West Valley Demonstration Project

Steel-reinforced concrete casks — each carrying five 10-foot steel canisters filled with radioactive glass — sit on a concrete pad at the West Valley Demonstration Project. The last of 56 casks was moved to the pad last month to allow the demolition of the main process building where they were stored.

WEST VALLEY — The West Valley Demonstration Project marked another milestone last month with the moving of the last of 56 vertical storage casks — each carrying five 10-foot, steel canisters of radioactive glass — to an interim storage pad on the site.

The project was completed Nov. 17, a year ahead of schedule.

“The workforce remained focused on completing this important work one year ahead of schedule,” said David Brown, project manager for CH2M Hill BWXT West Valley. This major accomplishment was made possible because of the hard work and dedication of this crew.”

The removing of canisters from storage in the main process building was started in November 2015 by contractor CH2M Hill BWXT West Valley for the U.S. Department of Energy.

Twenty years ago the first canister was filled with a mixture of high-level radioactive liquid mixed with glass. Heated in a giant melter, the mixture turned to molten glass, which was then poured into the stainless steel canisters, where it solidified. The vitrification program ended in 2002 with 278 canisters containing most of the radioactive liquid from a 600,000-gallon underground steel tank.

They have been stored in the main process building awaiting eventual shipment to a national nuclear waste repository at Yucca Mountain, Nev. After that project was canceled due to environmental concerns, there was no place to dispose of the canisters.

Five of the canisters are contained in an overpack container that fits inside the steel-reinforced vertical storage casks weighing 87.5 tons. They have a 50-year design life and are currently sitting on a specially designed concrete pad on-site.

The interim storage configuration of the HLW canisters meets or exceeds all state and federal regulations and supports future off-site shipment, according to Department of Energy officials.

Since the next step in the decontamination and decommissioning of the nation’s only commercial spent nuclear fuel reprocessing plant is the demolition of the main process building, an alternate long-term storage plan was designed — open storage of concrete casks with five canisters each — on a pad nearby on the project site.

Decontamination continues inside the main process building — including high-level cells used during production when spent nuclear rods were chopped up and bathed in acid to recover plutonium. The room where the 278 radioactive canisters were stored must also be decontaminated. Miles of pipe are being removed from the building, as is asbestos, prior to demolition.

The demolition debris will be disposed of at a licensed off-site facility. Once it’s removed, including the foundation, the next step is finding and removing the source of a radioactive strontium leak that dates back to the early 1970s or before. The strontium leak has been contained and treated behind a specially designed permeable treatment barrier dug deep into the ground.

“I continue to be amazed by the accomplishments of our team of dedicated employees,” said Bryan Bower, project director.
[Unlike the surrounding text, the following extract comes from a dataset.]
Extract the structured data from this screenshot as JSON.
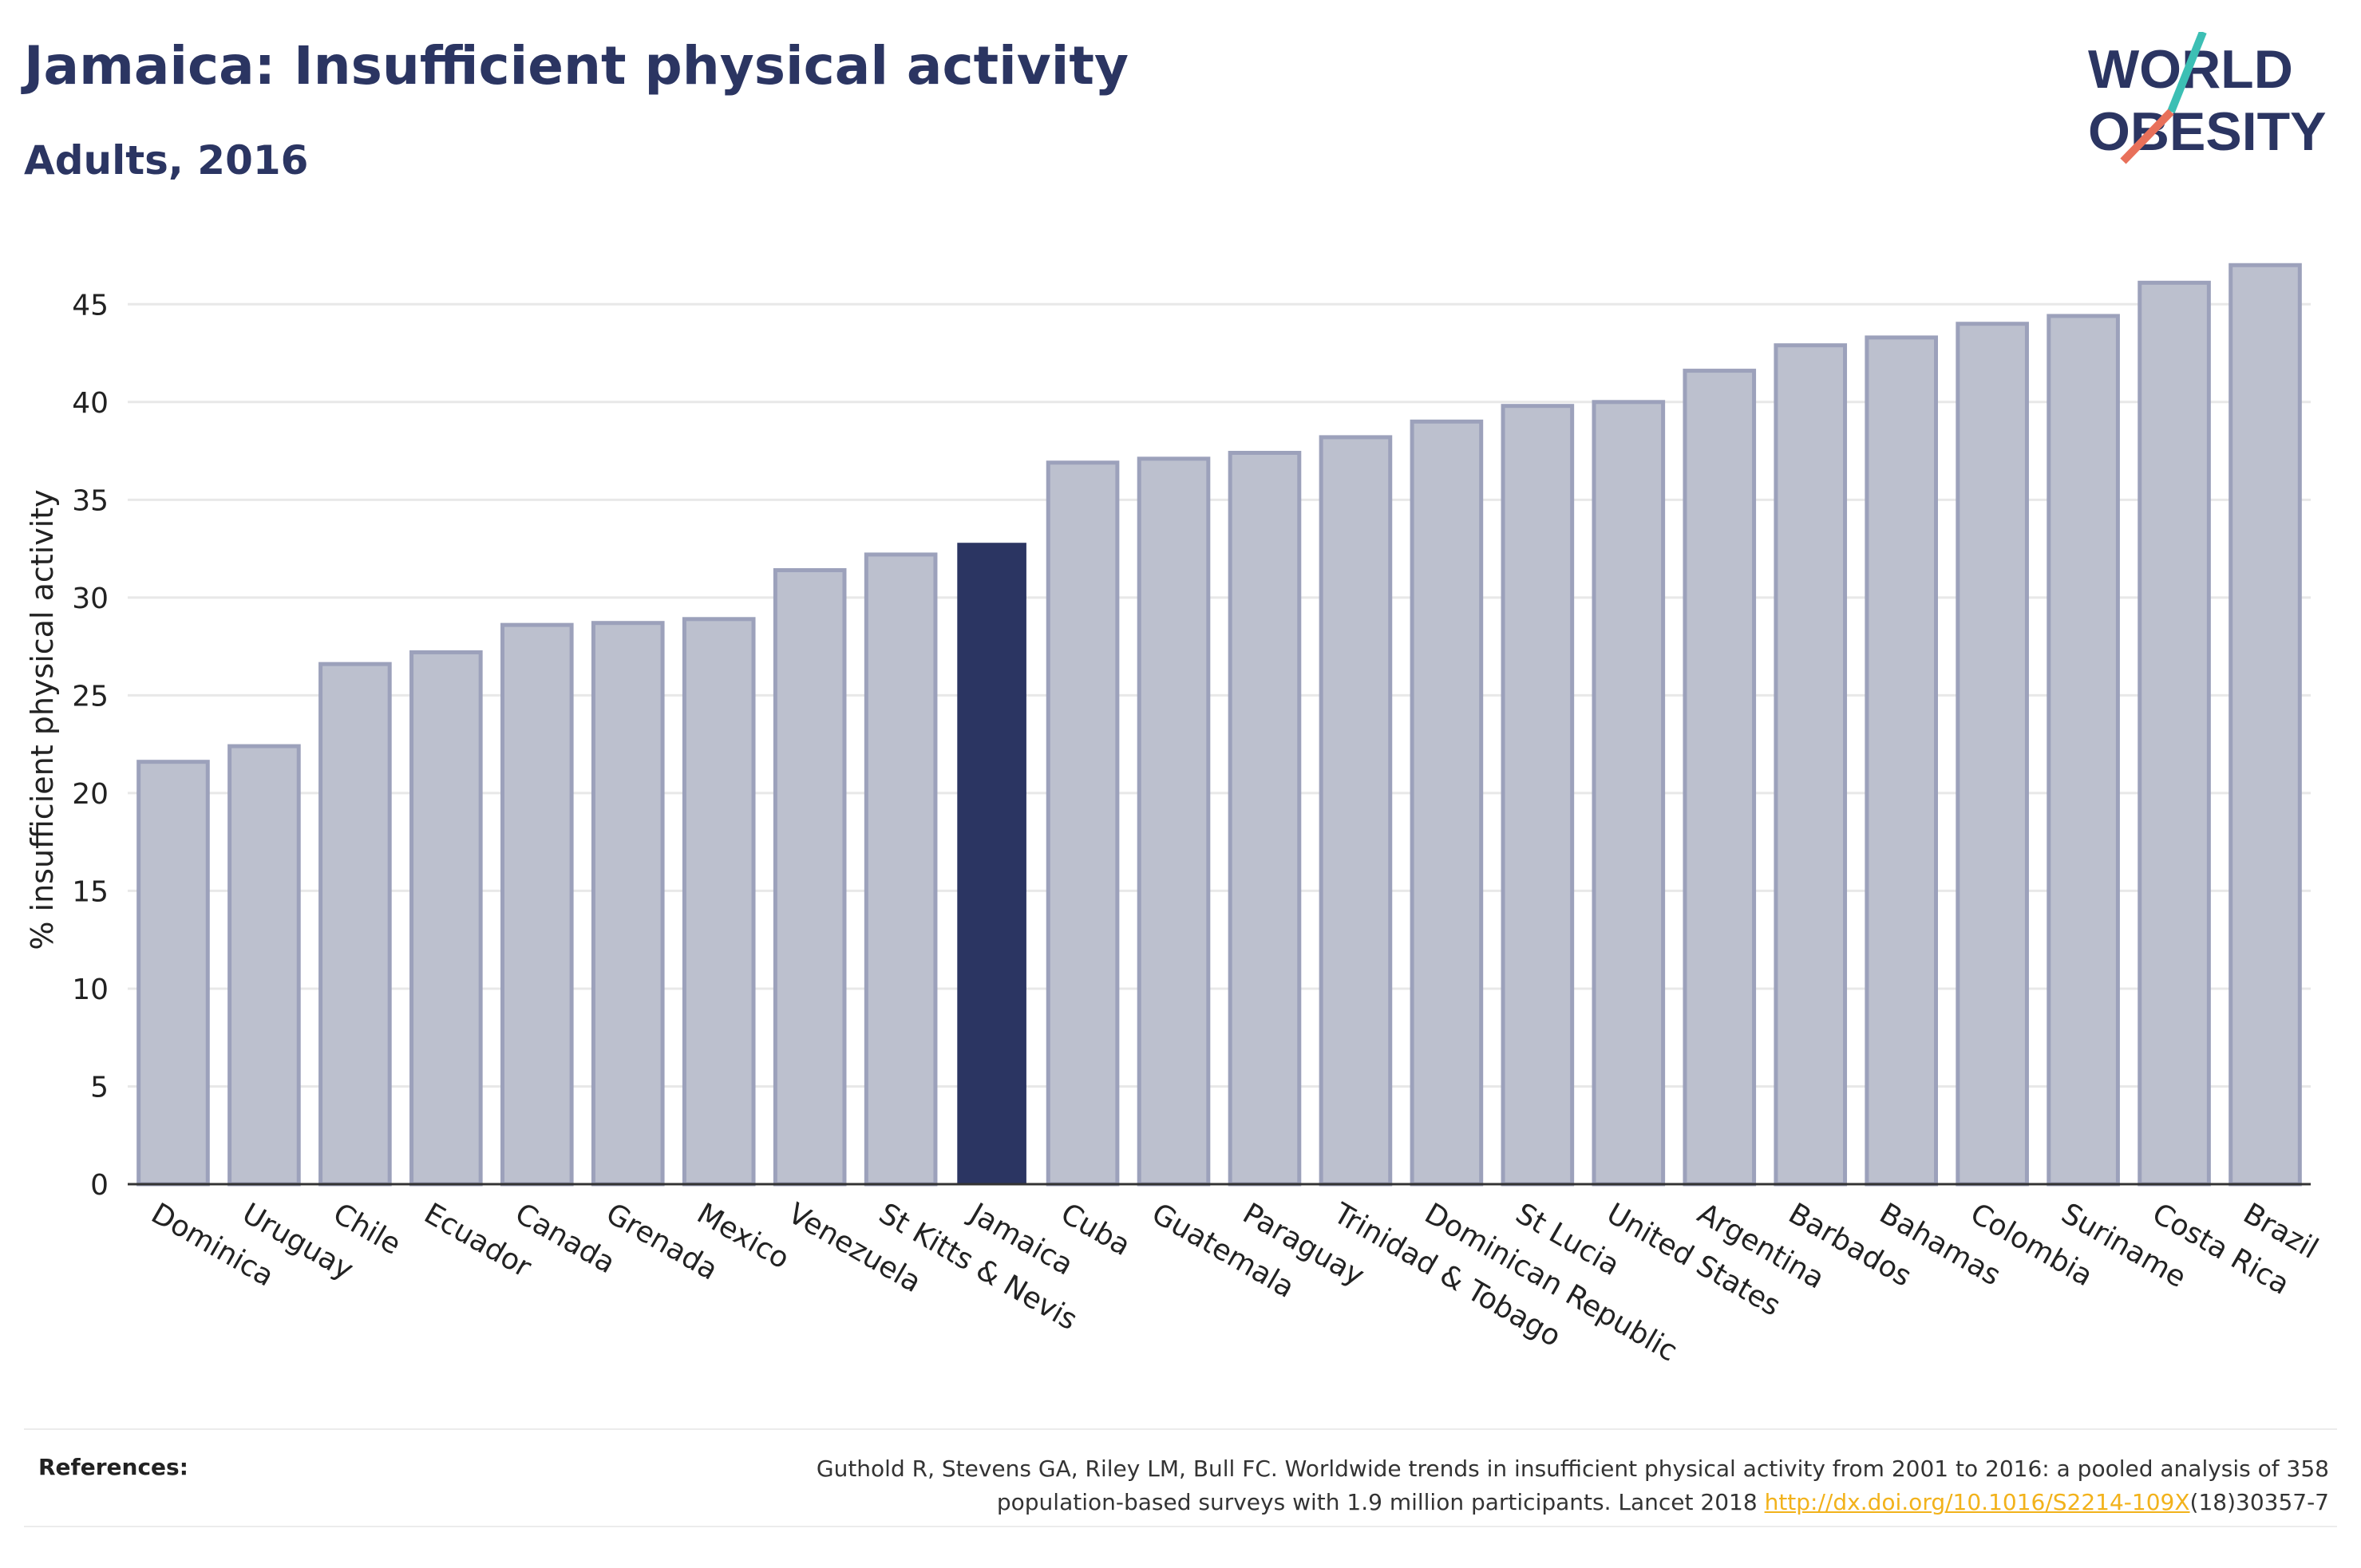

“They have safely achieved another first for the ... complex. This is a huge step in moving forward with the deactivation activities of the main process plant building and vitrification facility as we prepare for demolition activities to begin in 2017.”

Another milestone at the project was the shipment last month of the radioactive melter and vitrification tanks used to make the glass-filled canisters to a Department of Energy-licensed facility in Texas. Several project officials were on hand to witness the final disposal of the equipment, which weighed more than 500 tons, at Waste Control Specialists in Andrews, Texas.

The project began in 1980 after passage of the West Valley Demonstration Project Act of 1980 to clean up the site where Nuclear Fuel Services had operated a nuclear fuel reprocessing plant from 1966 to 1972 and continued to accept spent nuclear fuel rod assemblies from utilities until 1975.

The plant closed in 1976 due to the cost of meeting new environmental regulations.

In addition to the demolition of the main process building and adjacent vitrification facility, other buildings are being demolished at the site as they are no longer needed.

Studies will help determine the extent of the next phase of cleanup. The question is whether the two large underground tanks that once held high-level liquid radioactive waste will be removed, and whether the state and federal low-level radioactive dumps will be excavated and removed.